Après la tentative de coup d’Etat qui avait coûté la vie au chef d’Etat-major et au président de la région d’Amhara, la violence a repris ses droits en Ethiopie. En effet, entre le 18 et 22 juillet 2019, au moins 18 personnes ont été tuées dans des manifestations réprimées par l’armée. Tout a commencé lorsque les Sidamas ont décidé d’envahir la rue, déterminés à faire entendre leur cause : former une province indépendante autonome au sein de la fédération éthiopienne. Du reste, un référendum devait, en principe, être organisé dans les cinq mois à venir pour décider si oui ou non la nation Sidama deviendrait un nouvel Etat. Selon la Constitution éthiopienne, si une nation formule une telle demande, le référendum doit être organisé au plus tard un an après. Et dans le cas d’espèce, la date butoir était le 18 juillet. Mais quelques heures avant l’expiration du délai, les autorités éthiopiennes ont décidé de le repousser de cinq mois. Chose que ne veulent pas entendre les responsables sidamas qui, depuis des années, tentent de quitter la Région des nations, des nationalités et des peuples du Sud (RNNPS). En fait, les autorités éthiopiennes, il faut le dire, marchent sur des œufs. Elles craignent l’effet domino que pourrait provoquer une indépendance des Sidamas qui, s’il est vrai qu’ils sont majoritaires dans le Sud, ne sont tout de même pas les seuls à revendiquer.

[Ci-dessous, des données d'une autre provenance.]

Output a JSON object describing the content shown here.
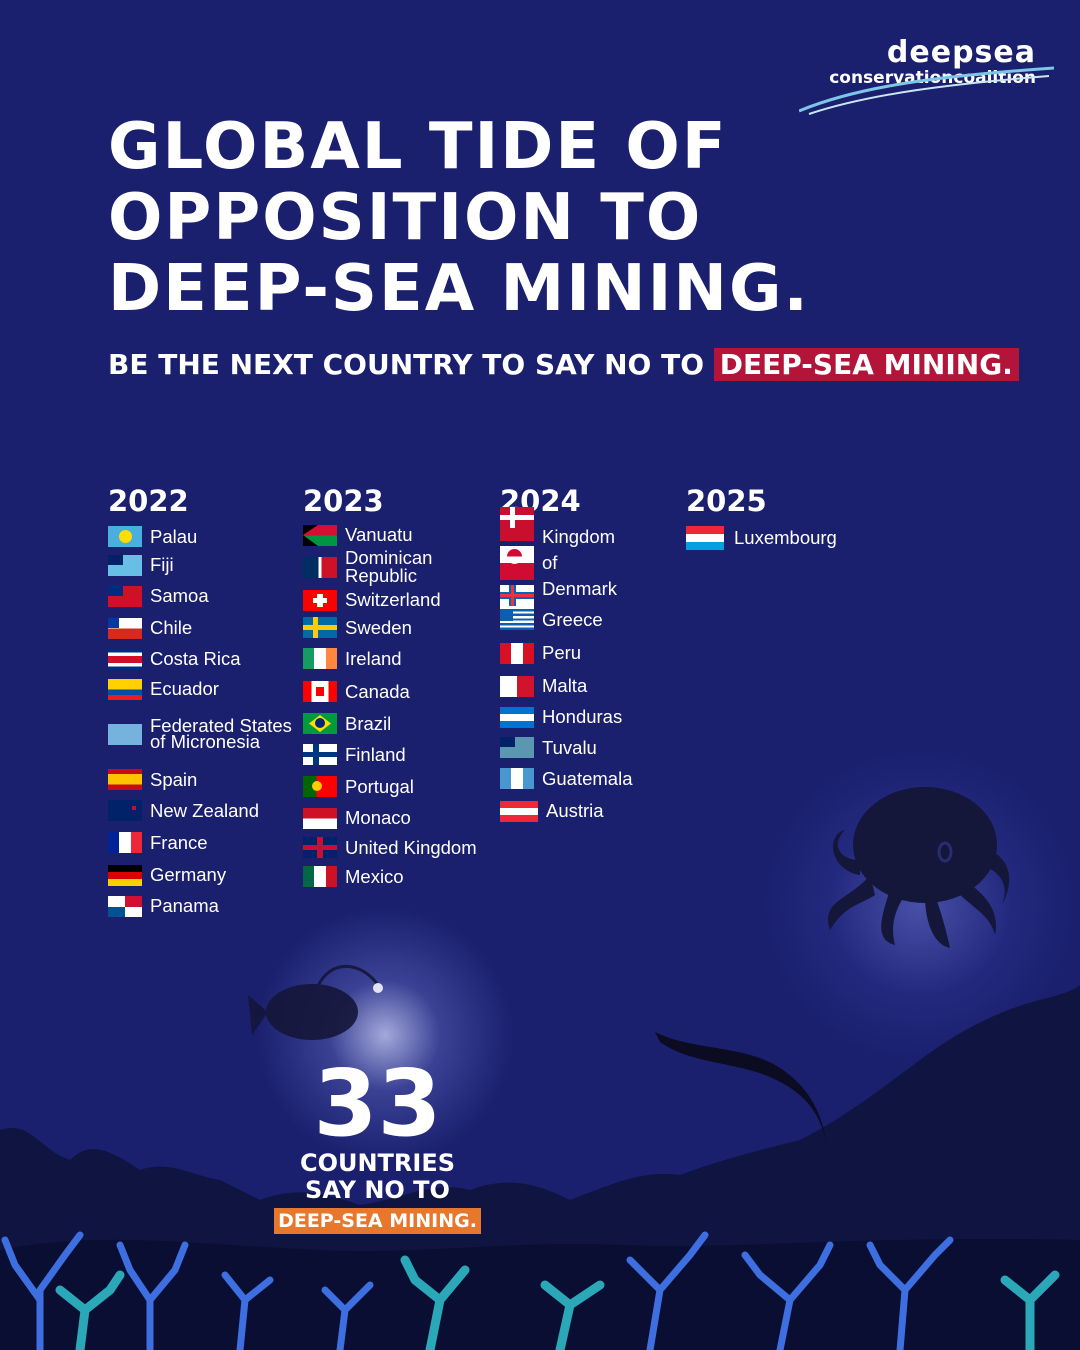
{
  "logo": {
    "line1": "deepsea",
    "line2": "conservationcoalition"
  },
  "title": "GLOBAL TIDE OF OPPOSITION TO DEEP-SEA MINING.",
  "subtitle": {
    "lead": "BE THE NEXT COUNTRY TO SAY NO TO ",
    "highlight": "DEEP-SEA MINING."
  },
  "colors": {
    "background": "#1a1f6e",
    "highlight_red": "#b3153a",
    "highlight_orange": "#e8772e"
  },
  "years": [
    {
      "year": "2022",
      "countries": [
        "Palau",
        "Fiji",
        "Samoa",
        "Chile",
        "Costa Rica",
        "Ecuador",
        "Federated States of Micronesia",
        "Spain",
        "New Zealand",
        "France",
        "Germany",
        "Panama"
      ]
    },
    {
      "year": "2023",
      "countries": [
        "Vanuatu",
        "Dominican Republic",
        "Switzerland",
        "Sweden",
        "Ireland",
        "Canada",
        "Brazil",
        "Finland",
        "Portugal",
        "Monaco",
        "United Kingdom",
        "Mexico"
      ]
    },
    {
      "year": "2024",
      "countries": [
        "Kingdom of Denmark",
        "Greece",
        "Peru",
        "Malta",
        "Honduras",
        "Tuvalu",
        "Guatemala",
        "Austria"
      ]
    },
    {
      "year": "2025",
      "countries": [
        "Luxembourg"
      ]
    }
  ],
  "counter": {
    "number": "33",
    "line1": "COUNTRIES",
    "line2": "SAY NO TO",
    "highlight": "DEEP-SEA MINING."
  },
  "illustrations": [
    "anglerfish-icon",
    "octopus-icon",
    "eel-icon",
    "coral-reef"
  ]
}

L’arrivée de Abiy Ahmed avait suscité beaucoup d’espoirs

La preuve est qu’une dizaine d’autres communautés de la même région, ont aussi demandé leur autonomie.  En fait, les revendications nationalistes ont pris une telle ampleur en Ethiopie que le chef du gouvernement fédéral, Abiy Ahmed, se trouve aujourd’hui très fragilisé. Il ne sait même plus sur quel pied danser. C’est à croire que ce dernier n’est pas victime de sa politique de libéralisation du pays qu’il a impulsée depuis qu’il est arrivé au pouvoir en 2018. Or, on se rappelle, l’arrivée de Abiy Ahmed, très populaire parmi la jeunesse, avait suscité beaucoup d’espoirs au sein notamment de la communauté oromo, première ethnie du pays dont les combattants armés avaient accepté de déposer les armes. Du coup, leur mouvement qu’est le Front de libération oromo (OLP), avait été retiré de la liste des organisations considérées par Addis Abeba, comme « terroristes ». C’est dire que si le chef du gouvernement éthiopien actuel venait à jeter l’éponge, excédé par ces revendications irrédentistes, l’Ethiopie court le risque d’un basculement, surtout quand on sait que dans ce pays, les tensions communautaires ont pignon sur rue. Mais on n’en est pas là. Gageons qu’avec l’entregent qu’on lui connaît, Abiy Ahmed saura trouver la potion magique qui contentera les uns et les autres, tout en préservant l’unité nationale en Ethiopie.